Therapeutic angiogenesis is pertinent to the acute survival of distal ischemic tissue and a relevant treatment for critical limb ischemia (CLI). Therapeutic arteriogeneis is pertinent to the restoration of function, via collateral vessel formation in proximal tissue that is not typically ischemic, and a relevant treatment for preventing intermittent claudication from advancing to CLI. In preclinical models of peripheral artery disease (PAD), laser perfusion imaging methods are applicable to the former. However, recently published results indicate they underestimate recovery and their limited penetration depth restrict their application to the latter. Our objective was to evaluate whether phase contrast magnetic resonance imaging (PC-MRI) could be used as a complementary method in murine models of PAD. C57BL/6 male mice underwent femoral artery ligation (n=5). Mice were imaged prior to and day 3 after surgery. PC-MRI uses the phase of the MRI signal to calculate velocity of blood flow within a voxel. Integrating velocity across the vessel lumen results in flow measurements. Maximum velocity and mean volumetric flow were compared at the infrarenal aorta and ipsilateral (Ip) and contralateral (Con) iliac arteries. Maximum velocities did not change in the aorta or Con (pre vs. day 3: aorta, 55.4±7.2 vs. 48.9±9.4 cm/sec; Con, 45.7±7.5 vs. 40.7±8.0 cm/sec). Mean volumetric flows also did not change in the aorta or Con (pre vs. day 3: aorta, 2.0±0.7 vs. 1.53±0.4 mL/min; Con, 1.1±0.4 vs. 0.92±0.3 mL/min). In the ipsilateral iliac artery, maximum velocity was reduced by ~35% (pre vs. day 3: 43.6±5.7 vs. 28.4±5.5 cm/sec, p=0.002), leading to a reduction in mean flow of ~41% (1.1±0.4 vs. 0.63±0.3 mL/min, p=0.04).
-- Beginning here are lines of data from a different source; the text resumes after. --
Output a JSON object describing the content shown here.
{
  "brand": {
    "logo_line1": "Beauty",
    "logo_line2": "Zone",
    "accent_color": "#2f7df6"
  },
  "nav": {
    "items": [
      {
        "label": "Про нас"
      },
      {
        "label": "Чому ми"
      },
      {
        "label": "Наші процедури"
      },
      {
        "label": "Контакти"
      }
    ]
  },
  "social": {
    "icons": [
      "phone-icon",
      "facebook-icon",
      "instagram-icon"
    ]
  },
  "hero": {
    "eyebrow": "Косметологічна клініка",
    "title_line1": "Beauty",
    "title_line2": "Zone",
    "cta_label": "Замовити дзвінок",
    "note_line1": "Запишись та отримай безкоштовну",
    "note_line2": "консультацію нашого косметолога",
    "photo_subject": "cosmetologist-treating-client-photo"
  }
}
Ip/Con ratios for both metrics were: 0.98±0.2 vs. 0.74±0.2 cm/sec, p=0.03; and, 1.0±0.1 vs. 0.72±0.3 mL/min, p=0.03. Our previous work demonstrated the ability to promote proximal-arteriogenesis by inducing distal-angiogenesis via application of a slow-release growth factor. Having developed a non-invasive method to directly quantify velocity and flow in large proximal vessels, we will have the opportunity to explore the biomechanical mechanisms coupling angio- and arterio-genesis even though they occur temporally and spatially separated.